302 名前:名無しさん@お腹いっぱい。[sage] 投稿日:2010/12/20(月) 19:55:56 ID:0Pkk4eIx0 [3/3]
「き…りの……」
「――っ!」

 その声と、キュッと握り返される手に、起きてしまったかと思ったがそうはならなかったようだ。
 顔を覗き込んでみる。

「なんて顔してんのよ、アンタ……」

 眉間にしわを寄せて、不安そうに顔を歪めている。
 さっきから握られている手の力も、緩む気配がない。
 想像してるより強く握られてるみたいで、ほどけそうもなかった。


 ねぇ、あたしのことなんてアンタに関係ないんじゃなかったの?
 その顔は、この手は『そういうこと』なんだって思ってもいいの?      


                      『お兄ちゃんが止めてくれたら、私、どこにも行かないよ?』


「このバカ、変態、シスコン。
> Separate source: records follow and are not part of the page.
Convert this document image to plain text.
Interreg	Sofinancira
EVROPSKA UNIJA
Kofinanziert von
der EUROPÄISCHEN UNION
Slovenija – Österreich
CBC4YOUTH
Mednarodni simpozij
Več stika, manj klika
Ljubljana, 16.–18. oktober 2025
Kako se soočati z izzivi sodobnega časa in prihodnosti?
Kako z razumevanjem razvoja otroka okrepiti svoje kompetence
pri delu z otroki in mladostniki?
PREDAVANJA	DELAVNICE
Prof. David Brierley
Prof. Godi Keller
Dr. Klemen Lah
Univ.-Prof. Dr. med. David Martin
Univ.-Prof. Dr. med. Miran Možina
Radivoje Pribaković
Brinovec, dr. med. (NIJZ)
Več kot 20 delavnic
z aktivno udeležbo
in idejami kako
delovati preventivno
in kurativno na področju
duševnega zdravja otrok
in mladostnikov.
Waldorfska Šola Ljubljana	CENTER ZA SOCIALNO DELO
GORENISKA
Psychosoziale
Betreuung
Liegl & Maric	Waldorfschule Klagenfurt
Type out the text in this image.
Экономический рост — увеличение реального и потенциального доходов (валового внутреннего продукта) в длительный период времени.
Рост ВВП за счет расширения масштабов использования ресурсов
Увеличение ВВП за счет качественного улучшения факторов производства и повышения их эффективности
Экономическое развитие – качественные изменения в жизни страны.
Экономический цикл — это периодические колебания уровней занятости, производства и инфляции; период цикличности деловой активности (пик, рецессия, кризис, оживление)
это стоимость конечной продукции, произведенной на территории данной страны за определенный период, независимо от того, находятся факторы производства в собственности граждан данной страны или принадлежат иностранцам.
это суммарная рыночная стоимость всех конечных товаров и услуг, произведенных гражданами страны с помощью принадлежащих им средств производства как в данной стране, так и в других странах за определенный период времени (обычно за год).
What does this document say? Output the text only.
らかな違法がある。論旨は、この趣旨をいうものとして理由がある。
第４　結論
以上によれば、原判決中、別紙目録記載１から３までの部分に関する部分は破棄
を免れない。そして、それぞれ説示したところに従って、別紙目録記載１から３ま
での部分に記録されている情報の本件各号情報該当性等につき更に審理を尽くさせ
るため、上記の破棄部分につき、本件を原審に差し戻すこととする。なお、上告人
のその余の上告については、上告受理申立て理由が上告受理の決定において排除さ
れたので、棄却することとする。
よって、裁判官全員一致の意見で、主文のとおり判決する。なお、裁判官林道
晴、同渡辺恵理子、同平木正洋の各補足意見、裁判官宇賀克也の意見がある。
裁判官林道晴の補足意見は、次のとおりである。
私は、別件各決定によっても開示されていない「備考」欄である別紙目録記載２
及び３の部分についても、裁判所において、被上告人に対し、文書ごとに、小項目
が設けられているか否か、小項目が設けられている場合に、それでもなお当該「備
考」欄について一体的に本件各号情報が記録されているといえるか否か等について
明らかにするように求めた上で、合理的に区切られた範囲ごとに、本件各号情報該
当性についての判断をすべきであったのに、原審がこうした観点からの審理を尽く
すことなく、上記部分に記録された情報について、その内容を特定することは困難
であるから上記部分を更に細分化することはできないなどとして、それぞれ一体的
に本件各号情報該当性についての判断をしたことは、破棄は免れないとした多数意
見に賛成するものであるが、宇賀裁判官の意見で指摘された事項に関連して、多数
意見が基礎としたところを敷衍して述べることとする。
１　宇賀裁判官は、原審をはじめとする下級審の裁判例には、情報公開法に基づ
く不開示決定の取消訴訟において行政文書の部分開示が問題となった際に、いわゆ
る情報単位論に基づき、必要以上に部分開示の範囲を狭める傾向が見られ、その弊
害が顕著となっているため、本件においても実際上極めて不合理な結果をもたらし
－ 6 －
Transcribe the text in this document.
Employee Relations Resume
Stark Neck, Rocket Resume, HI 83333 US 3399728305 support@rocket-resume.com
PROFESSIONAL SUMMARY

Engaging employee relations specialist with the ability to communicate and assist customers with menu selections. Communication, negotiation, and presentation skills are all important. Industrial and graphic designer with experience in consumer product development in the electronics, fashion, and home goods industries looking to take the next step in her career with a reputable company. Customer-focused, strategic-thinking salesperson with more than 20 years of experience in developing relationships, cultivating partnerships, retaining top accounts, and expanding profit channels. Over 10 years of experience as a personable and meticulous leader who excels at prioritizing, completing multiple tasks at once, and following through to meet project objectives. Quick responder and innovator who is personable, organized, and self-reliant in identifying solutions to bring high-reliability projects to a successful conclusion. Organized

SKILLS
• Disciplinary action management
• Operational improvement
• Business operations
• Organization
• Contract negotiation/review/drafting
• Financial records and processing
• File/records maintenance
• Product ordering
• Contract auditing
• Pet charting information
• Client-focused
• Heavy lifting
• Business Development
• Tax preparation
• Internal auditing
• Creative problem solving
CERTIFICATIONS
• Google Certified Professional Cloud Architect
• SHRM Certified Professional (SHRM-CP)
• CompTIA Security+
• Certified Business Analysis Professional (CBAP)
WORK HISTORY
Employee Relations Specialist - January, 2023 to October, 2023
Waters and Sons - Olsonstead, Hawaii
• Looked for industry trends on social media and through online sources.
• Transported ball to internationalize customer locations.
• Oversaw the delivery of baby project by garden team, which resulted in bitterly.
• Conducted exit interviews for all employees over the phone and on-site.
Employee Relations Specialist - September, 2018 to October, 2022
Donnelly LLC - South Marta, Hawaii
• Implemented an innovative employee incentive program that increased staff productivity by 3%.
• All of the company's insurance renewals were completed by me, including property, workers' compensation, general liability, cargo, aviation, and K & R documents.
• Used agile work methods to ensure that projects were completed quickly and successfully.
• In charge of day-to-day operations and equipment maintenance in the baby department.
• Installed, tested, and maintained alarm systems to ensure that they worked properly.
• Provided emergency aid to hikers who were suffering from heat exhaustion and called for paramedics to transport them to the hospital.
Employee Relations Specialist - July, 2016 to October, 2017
口じゃ行けなんて言ってたくせに、これじゃ、あたしどこにもいけないじゃん」

 あたしは今、どんな顔をしてるんだろう。
 怒ってるんだろうか、呆れてるんだろうか、それとも……わかんないや。

 ほんと、バカ。こんなチャンス滅多にないんだよ?わかってんのあんた。
 ま、あたしなら?こういうこともこれっきりってことはないだろうけど?          
 それでも!あたしにここまでのことさせてるんだから責任取りなさいよね。                  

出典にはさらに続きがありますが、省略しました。